Advanced Transient Response Tests

In these tests, we monitor the response of the PSU in two different scenarios. First, a transient load (10 A at +12V, 5 A at 5V, 5 A at 3.3V, and 0.5 A at 5VSB) is applied to the PSU for 200 ms while the latter is working at 20% load. In the second scenario, the PSU, while working at 50% load, is hit by the same transient load. In both tests, we measure the voltage drops the transient load causes using our oscilloscope. The voltages should remain within the regulation limits defined by the ATX specification. We must stress here that the above tests are crucial since they simulate transient loads a PSU is very likely to handle (e.g., booting a RAID array, an instant 100% load of CPU/VGAs, etc.). We call these tests "Advanced Transient Response Tests", and they are designed to be very tough to master, especially for PSUs with capacities below 500 W.

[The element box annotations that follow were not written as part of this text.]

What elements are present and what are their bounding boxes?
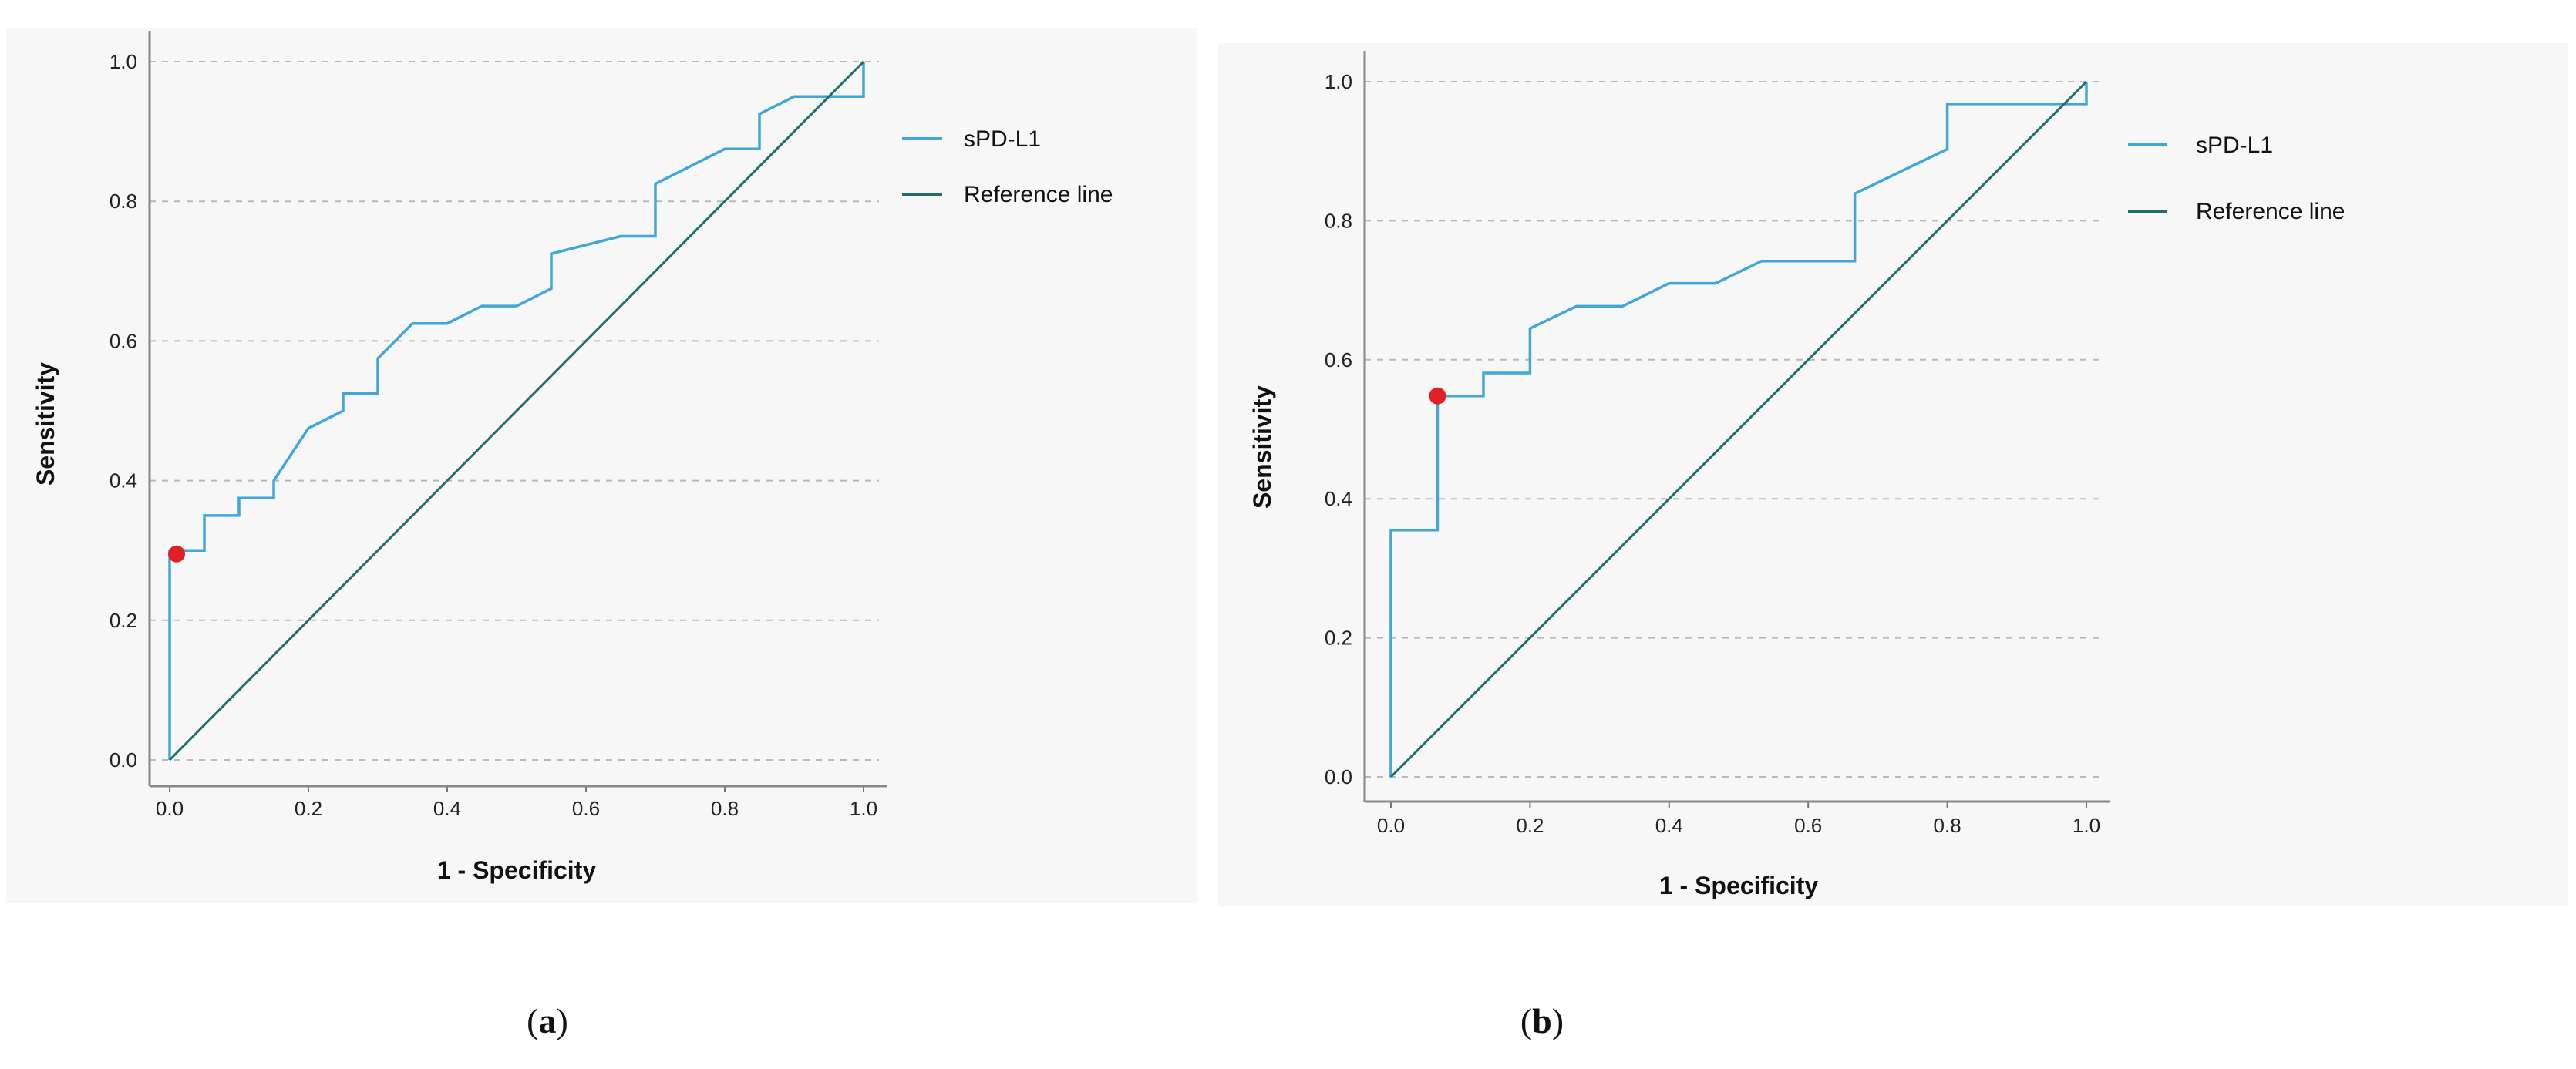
x-tick-label: 0.2	[1516, 814, 1544, 837]
roc-curve-spd-l1	[168, 62, 865, 760]
panel-letter: a	[539, 1001, 557, 1040]
x-tick-label: 1.0	[2073, 814, 2100, 837]
y-tick-label: 0.0	[109, 748, 137, 771]
y-tick-label: 0.4	[1325, 487, 1352, 510]
x-axis-title: 1 - Specificity	[1659, 872, 1819, 899]
x-tick-label: 0.0	[1377, 814, 1405, 837]
legend-label: sPD-L1	[964, 126, 1041, 152]
x-tick-label: 0.4	[433, 797, 461, 820]
reference-line	[168, 60, 865, 761]
panel-label: (a)	[527, 1001, 568, 1040]
y-axis-title: Sensitivity	[32, 362, 59, 486]
y-tick-label: 0.6	[109, 329, 137, 352]
y-tick-label: 0.6	[1325, 348, 1352, 371]
x-tick-label: 0.6	[1794, 814, 1822, 837]
x-tick-label: 0.8	[1934, 814, 1961, 837]
x-tick-label: 0.0	[156, 797, 184, 820]
y-tick-label: 0.2	[109, 609, 137, 632]
chart-panel-a: 0.0 0.2 0.4 0.6 0.8 1.0 0.0 0.2 0.4 0.6 0.8 1.0 1 - …	[6, 28, 1197, 1040]
y-tick-label: 1.0	[109, 50, 137, 73]
x-tick-label: 0.8	[711, 797, 739, 820]
plot-background	[1218, 43, 2568, 906]
y-tick-label: 0.4	[109, 469, 137, 492]
y-tick-label: 1.0	[1325, 70, 1352, 93]
legend-label: Reference line	[2196, 199, 2345, 224]
cutoff-point	[168, 545, 185, 563]
reference-line	[1389, 80, 2088, 778]
x-axis-title: 1 - Specificity	[437, 856, 597, 884]
x-tick-label: 0.4	[1655, 814, 1683, 837]
x-tick-label: 1.0	[850, 797, 877, 820]
legend-label: Reference line	[964, 182, 1113, 207]
panel-label: (b)	[1520, 1001, 1564, 1040]
y-tick-label: 0.2	[1325, 627, 1352, 650]
cutoff-point	[1429, 387, 1446, 405]
y-tick-label: 0.8	[109, 190, 137, 213]
legend-label: sPD-L1	[2196, 133, 2273, 158]
x-tick-label: 0.2	[295, 797, 322, 820]
chart-panel-b: 0.0 0.2 0.4 0.6 0.8 1.0 0.0 0.2 0.4 0.6 0.8 1.0 1 - …	[1218, 43, 2568, 1040]
panel-letter: b	[1532, 1001, 1552, 1040]
plot-background	[6, 28, 1197, 903]
x-tick-label: 0.6	[572, 797, 600, 820]
y-tick-label: 0.8	[1325, 209, 1352, 232]
y-tick-label: 0.0	[1325, 765, 1352, 788]
y-axis-title: Sensitivity	[1248, 385, 1276, 509]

The Power Zone 1000 W failed to keep the +12V rail within 1% during the above tests, which we would like to see since it is a 1 kW PSU; it should have then easily handled the transient loads we applied. However, we can't describe its performance as bad. The worst-performing rail was 3.3V, which, regardless of the significant deviations it registered, managed to keep its voltage above 3.2 V in both tests.


Below, you will find the oscilloscope screenshots we took during Advanced Transient Response Testing.

Transient Response at 20% Load

Transient Response at 50% Load

Turn-On Transient Tests

We measure the response of the PSU in simpler scenarios of transient loads—during the power-on phase of the PSU—in the next set of tests. In the first test, we turn the PSU off, dial the maximum current the 5VSB can output, and switch on the PSU. In the second test, we dial the maximum load +12V can handle and start the PSU while the PSU is in standby mode. In the last test, while the PSU is completely switched off (we cut off power or switch off the PSU's on/off switch), we dial the maximum load the +12V rail can handle before switching the PSU on from the loader and restoring power. The ATX specification states that recorded spikes on all rails should not exceed 10% of their nominal values (e.g., +10% for 12V is 13.2V and 5.5V for 5V).



At 5VSB, we noticed a small voltage overshoot which is nothing to worry about, and the slope during the second test was also much smoother. The third test, however, hid a bad surprise as you can clearly see in the last of the above scope screenshots. Ripple on the +12V rail was very high for several milliseconds because the controller couldn't keep up with the amount of stress we put on the ACRF topology, though only for a very short period of time.